“Spread love everywhere you go:  First of all in your own house…let no one ever come to you without leaving better and happier.  Be the living expression of God’s kindness; kindness in your face, kindness in your eyes, kindness in your smile, kindness.”

— Mother Teresa of Calcutta

Kindness.  On a good day, it seems like such a simple thing.  It costs nothing to speak an encouraging word to another person.  It is no burden at all to be loving and compassionate to the people we meet.  It is a wonderful feeling to be someone who spreads light in a dark world.  On a good day, all of these things are as natural as breathing.  On a good day.

This weekend, I attended a two-day basketball tournament to cheer for my favorite oldest granddaughter and her team.  The competition was good, and their first weekend of play for the season was both challenging and fun.  They came away from their five games as a bonded team, with all the awkwardness of meeting less than a month ago behind them.  It was as much fun to watch this part of their time together as it was to root for them as they played their way to a second place finish.

What made kindness a challenge this weekend was not the girls or their opponents.  The challenge was remembering to be kind when fans for another team shouted and heckled and complained about every decision the referees made.  They were loud.  They were rude.  They not only cheered for their daughter’s successes, but they laughed at our girls’ mistakes.  They accused the officials of favoritism without even knowing that the men were from out of town and never had met any of the girls on any of the teams.

All of this was going on behind me in the bleachers.  I could feel my blood pressure rising as the loud shrieking escalated to levels that would rival a fire siren at close range.  I wanted to shout.  I wanted to hit back.  I wanted to laugh at their girls and complain about unfairness to cover up the mistakes our team made during the very close game.  I wanted to act just as superior and just as uncaring as those other parents, and I was shocked to discover that beneath my surface of commitment to kindness and compassion something could be stirred that was just as ugly as their behavior.

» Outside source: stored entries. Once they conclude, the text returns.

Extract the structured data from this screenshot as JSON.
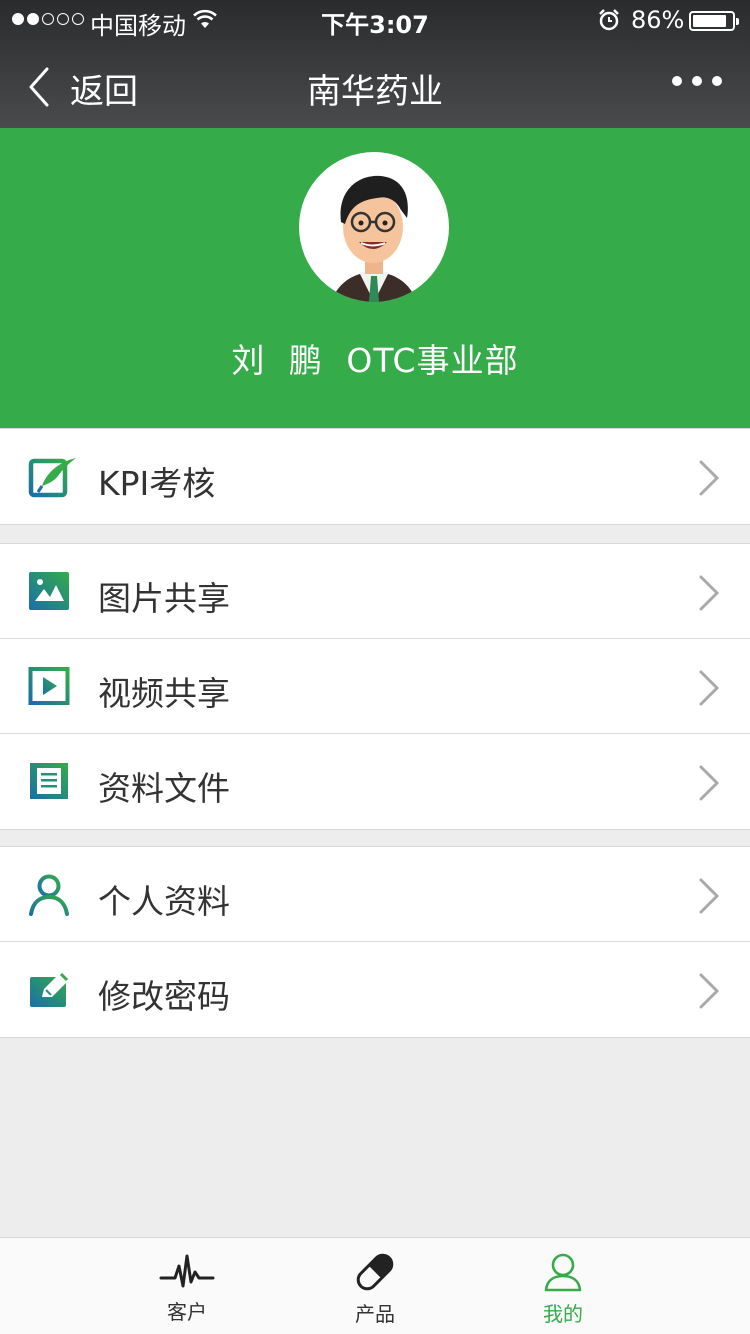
{
  "status_bar": {
    "carrier": "中国移动",
    "time": "下午3:07",
    "battery": "86%",
    "signal_bars_filled": 2,
    "signal_bars_total": 5,
    "battery_level": 0.86
  },
  "nav": {
    "back_label": "返回",
    "title": "南华药业"
  },
  "profile": {
    "name_line": "刘 鹏 OTC事业部"
  },
  "menu": {
    "group1": [
      {
        "label": "KPI考核",
        "icon": "kpi-edit-icon"
      }
    ],
    "group2": [
      {
        "label": "图片共享",
        "icon": "picture-icon"
      },
      {
        "label": "视频共享",
        "icon": "video-icon"
      },
      {
        "label": "资料文件",
        "icon": "document-icon"
      }
    ],
    "group3": [
      {
        "label": "个人资料",
        "icon": "person-icon"
      },
      {
        "label": "修改密码",
        "icon": "edit-password-icon"
      }
    ]
  },
  "tabbar": {
    "tabs": [
      {
        "label": "客户",
        "icon": "pulse-icon"
      },
      {
        "label": "产品",
        "icon": "pill-icon"
      },
      {
        "label": "我的",
        "icon": "user-icon",
        "active": true
      }
    ]
  },
  "colors": {
    "brand_green": "#35ab49",
    "icon_blue": "#1a6fa8",
    "nav_dark": "#2a2b2d",
    "background": "#ededed"
  }
}
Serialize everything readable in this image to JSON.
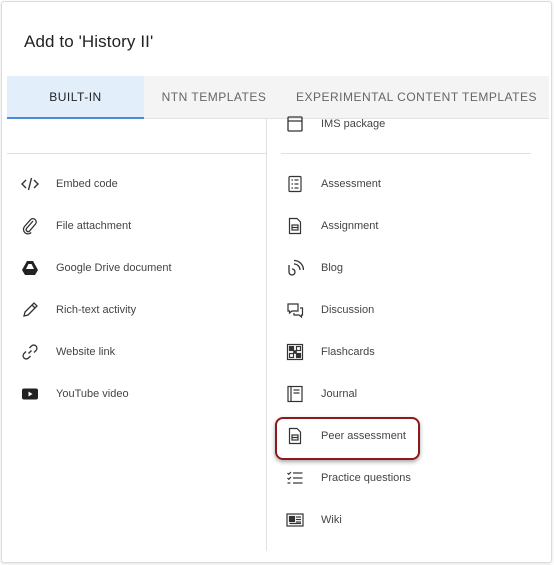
{
  "dialog": {
    "title": "Add to 'History II'"
  },
  "tabs": [
    {
      "label": "BUILT-IN",
      "active": true
    },
    {
      "label": "NTN TEMPLATES",
      "active": false
    },
    {
      "label": "EXPERIMENTAL CONTENT TEMPLATES",
      "active": false
    }
  ],
  "left_items": [
    {
      "label": "Embed code",
      "icon": "code-icon"
    },
    {
      "label": "File attachment",
      "icon": "paperclip-icon"
    },
    {
      "label": "Google Drive document",
      "icon": "google-drive-icon"
    },
    {
      "label": "Rich-text activity",
      "icon": "pencil-icon"
    },
    {
      "label": "Website link",
      "icon": "link-icon"
    },
    {
      "label": "YouTube video",
      "icon": "youtube-icon"
    }
  ],
  "right_top_item": {
    "label": "IMS package",
    "icon": "package-icon"
  },
  "right_items": [
    {
      "label": "Assessment",
      "icon": "assessment-icon"
    },
    {
      "label": "Assignment",
      "icon": "assignment-icon"
    },
    {
      "label": "Blog",
      "icon": "blog-icon"
    },
    {
      "label": "Discussion",
      "icon": "discussion-icon"
    },
    {
      "label": "Flashcards",
      "icon": "flashcards-icon"
    },
    {
      "label": "Journal",
      "icon": "journal-icon"
    },
    {
      "label": "Peer assessment",
      "icon": "peer-assessment-icon"
    },
    {
      "label": "Practice questions",
      "icon": "practice-questions-icon"
    },
    {
      "label": "Wiki",
      "icon": "wiki-icon"
    }
  ],
  "colors": {
    "active_tab_bg": "#e3eefb",
    "active_tab_underline": "#4a8ad8",
    "highlight_border": "#8b1a1a"
  }
}
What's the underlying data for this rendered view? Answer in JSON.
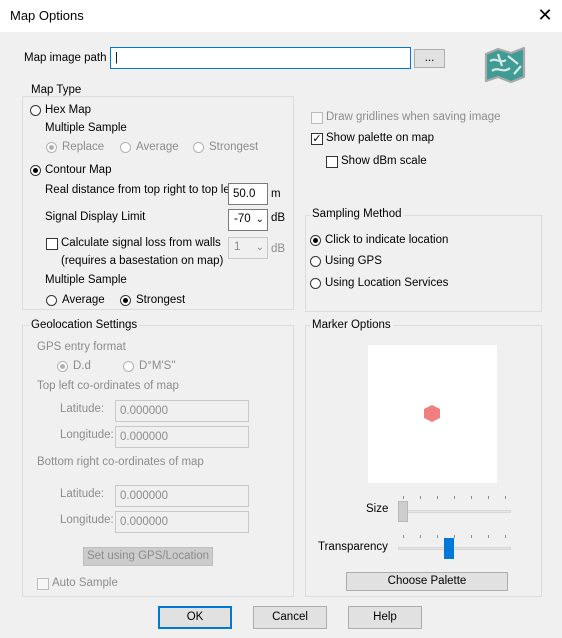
{
  "window": {
    "title": "Map Options",
    "close_glyph": "✕"
  },
  "map_image_path": {
    "label": "Map image path",
    "value": "|",
    "browse_label": "..."
  },
  "map_type": {
    "legend": "Map Type",
    "hex_map": {
      "label": "Hex Map",
      "checked": false
    },
    "hex_multiple_sample": {
      "label": "Multiple Sample",
      "options": [
        "Replace",
        "Average",
        "Strongest"
      ],
      "selected": "Replace"
    },
    "contour_map": {
      "label": "Contour Map",
      "checked": true
    },
    "real_distance": {
      "label": "Real distance from top right to top left",
      "value": "50.0",
      "unit": "m"
    },
    "signal_display_limit": {
      "label": "Signal Display Limit",
      "value": "-70",
      "unit": "dB"
    },
    "calc_signal_loss": {
      "label_line1": "Calculate signal loss from walls",
      "label_line2": "(requires a basestation on map)",
      "checked": false,
      "value": "1",
      "unit": "dB"
    },
    "contour_multiple_sample": {
      "label": "Multiple Sample",
      "options": [
        "Average",
        "Strongest"
      ],
      "selected": "Strongest"
    }
  },
  "right_options": {
    "draw_gridlines": {
      "label": "Draw gridlines when saving image",
      "checked": false
    },
    "show_palette": {
      "label": "Show palette on map",
      "checked": true
    },
    "show_dbm_scale": {
      "label": "Show dBm scale",
      "checked": false
    }
  },
  "sampling_method": {
    "legend": "Sampling Method",
    "options": [
      "Click to indicate location",
      "Using GPS",
      "Using Location Services"
    ],
    "selected": "Click to indicate location"
  },
  "geolocation": {
    "legend": "Geolocation Settings",
    "gps_entry_format": {
      "label": "GPS entry format",
      "options": [
        "D.d",
        "D°M'S''"
      ],
      "selected": "D.d"
    },
    "top_left_label": "Top left co-ordinates of map",
    "bottom_right_label": "Bottom right  co-ordinates of map",
    "top_left": {
      "latitude_label": "Latitude:",
      "latitude": "0.000000",
      "longitude_label": "Longitude:",
      "longitude": "0.000000"
    },
    "bottom_right": {
      "latitude_label": "Latitude:",
      "latitude": "0.000000",
      "longitude_label": "Longitude:",
      "longitude": "0.000000"
    },
    "set_button": "Set using GPS/Location",
    "auto_sample": {
      "label": "Auto Sample",
      "checked": false
    }
  },
  "marker_options": {
    "legend": "Marker Options",
    "marker_color": "#f08080",
    "size_label": "Size",
    "size_value": 0.0,
    "transparency_label": "Transparency",
    "transparency_value": 0.45,
    "choose_palette": "Choose Palette"
  },
  "footer": {
    "ok": "OK",
    "cancel": "Cancel",
    "help": "Help"
  }
}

I did not retaliate, but it was difficult.  I did not speak the angry words of criticism or cry foul when our girls’ mistakes caused them a penalty, but they were right there in my mind and ready to spring from the tip of my tongue.  I managed to pass by the other parents in silence and congratulate their girls on their well-played victory.

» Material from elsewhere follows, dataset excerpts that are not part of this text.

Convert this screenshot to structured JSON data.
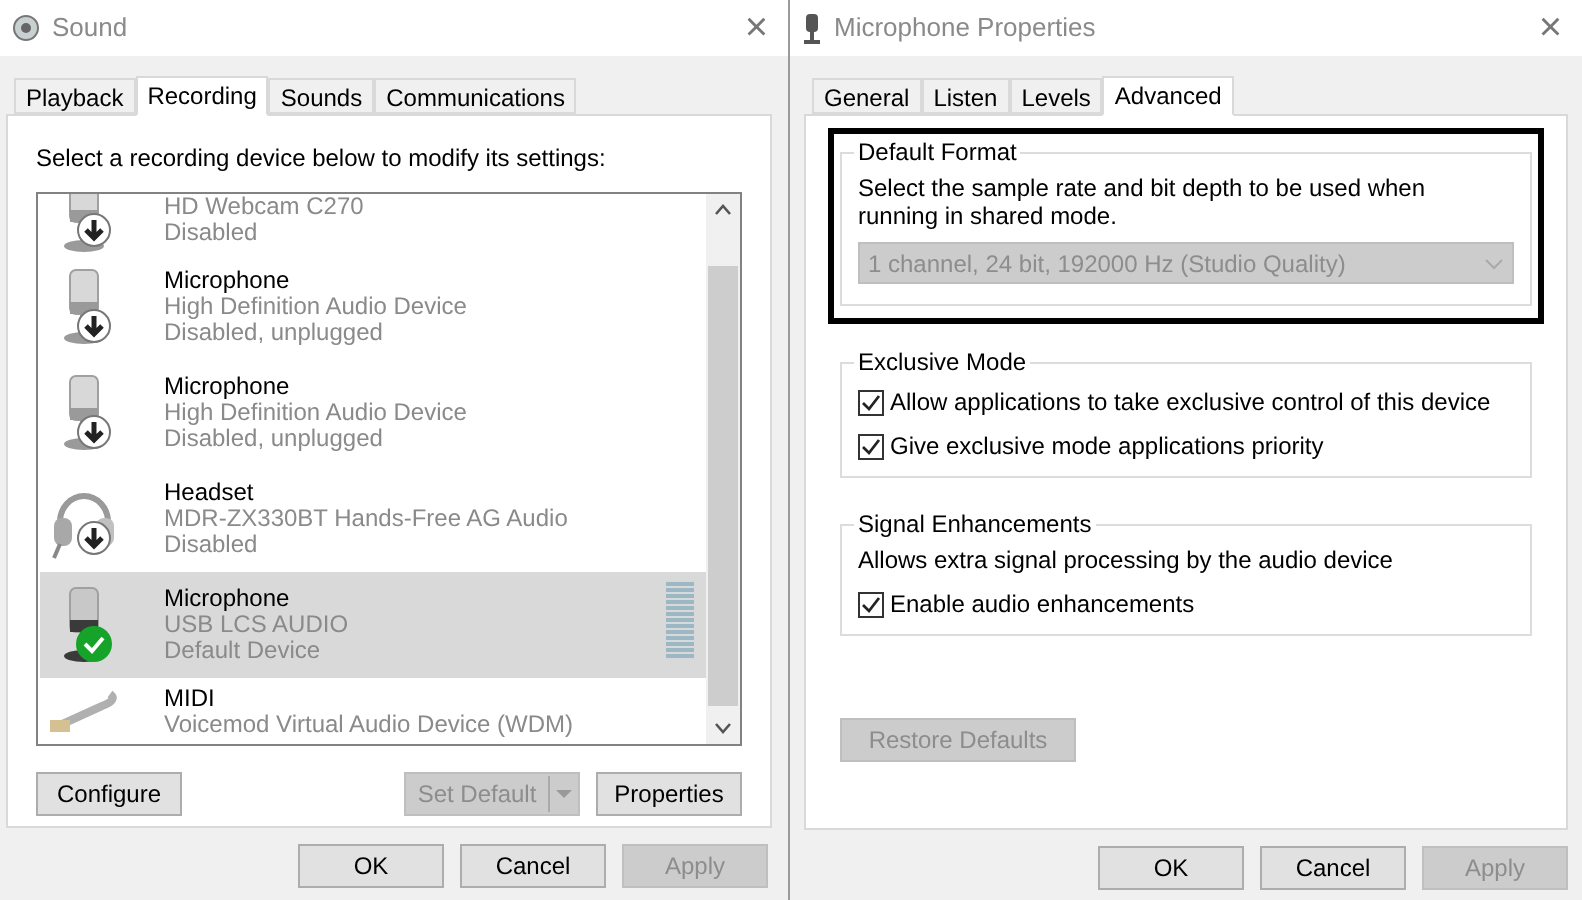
{
  "sound_window": {
    "title": "Sound",
    "close": "×",
    "tabs": [
      {
        "label": "Playback",
        "selected": false
      },
      {
        "label": "Recording",
        "selected": true
      },
      {
        "label": "Sounds",
        "selected": false
      },
      {
        "label": "Communications",
        "selected": false
      }
    ],
    "instruction": "Select a recording device below to modify its settings:",
    "devices": [
      {
        "kind": "webcam",
        "description": "HD Webcam C270",
        "status": "Disabled",
        "disabled": true,
        "default": false,
        "selected": false
      },
      {
        "kind": "mic",
        "name": "Microphone",
        "description": "High Definition Audio Device",
        "status": "Disabled, unplugged",
        "disabled": true,
        "default": false,
        "selected": false
      },
      {
        "kind": "mic",
        "name": "Microphone",
        "description": "High Definition Audio Device",
        "status": "Disabled, unplugged",
        "disabled": true,
        "default": false,
        "selected": false
      },
      {
        "kind": "headset",
        "name": "Headset",
        "description": "MDR-ZX330BT Hands-Free AG Audio",
        "status": "Disabled",
        "disabled": true,
        "default": false,
        "selected": false
      },
      {
        "kind": "mic",
        "name": "Microphone",
        "description": "USB LCS AUDIO",
        "status": "Default Device",
        "disabled": false,
        "default": true,
        "selected": true
      },
      {
        "kind": "midi",
        "name": "MIDI",
        "description": "Voicemod Virtual Audio Device (WDM)",
        "disabled": false,
        "default": false,
        "selected": false
      }
    ],
    "actions": [
      {
        "kind": "button",
        "label": "Configure",
        "disabled": false
      },
      {
        "kind": "split",
        "label": "Set Default",
        "disabled": true
      },
      {
        "kind": "button",
        "label": "Properties",
        "disabled": false
      }
    ],
    "buttons": [
      {
        "label": "OK",
        "disabled": false
      },
      {
        "label": "Cancel",
        "disabled": false
      },
      {
        "label": "Apply",
        "disabled": true
      }
    ]
  },
  "properties_window": {
    "title": "Microphone Properties",
    "close": "×",
    "tabs": [
      {
        "label": "General",
        "selected": false
      },
      {
        "label": "Listen",
        "selected": false
      },
      {
        "label": "Levels",
        "selected": false
      },
      {
        "label": "Advanced",
        "selected": true
      }
    ],
    "groups": [
      {
        "title": "Default Format",
        "highlighted": true,
        "text": "Select the sample rate and bit depth to be used when running in shared mode.",
        "dropdown": {
          "value": "1 channel, 24 bit, 192000 Hz (Studio Quality)",
          "disabled": true
        }
      },
      {
        "title": "Exclusive Mode",
        "highlighted": false,
        "options": [
          {
            "label": "Allow applications to take exclusive control of this device",
            "checked": true
          },
          {
            "label": "Give exclusive mode applications priority",
            "checked": true
          }
        ]
      },
      {
        "title": "Signal Enhancements",
        "highlighted": false,
        "text": "Allows extra signal processing by the audio device",
        "options": [
          {
            "label": "Enable audio enhancements",
            "checked": true
          }
        ]
      }
    ],
    "restore": {
      "label": "Restore Defaults",
      "disabled": true
    },
    "buttons": [
      {
        "label": "OK",
        "disabled": false
      },
      {
        "label": "Cancel",
        "disabled": false
      },
      {
        "label": "Apply",
        "disabled": true
      }
    ]
  }
}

I would like to present this as a story of my own ability to rise above negativity.  I would like to set myself up as an example of enduring kindness and compassion; but what I learned this weekend is how close to the surface my own negativity lingers.  I was reminded how easily my thoughts of love and light could turn dark.  I was reminded that except for my resolve, I am no different than those other parents whose anger and negativity spilled over during an innocent basketball game.  Maybe what I need to learn most of all is that those other parents are just like me — they have the potential to be positive or negative, they have the choice to build or to destroy, they have the choice to spread light or darkness or acceptance or judgment, just like me.

We must walk in the light, even though we know that the darkness lurks all around and even within us.  Darkness has never dispelled other darkness — the only remedy for darkness is light.  Sometimes all it takes is a kind word or a kind look or a kind expression in the midst of anger.  Let us spread kindness today and remember not to u nderestimate it’s quiet strength and power.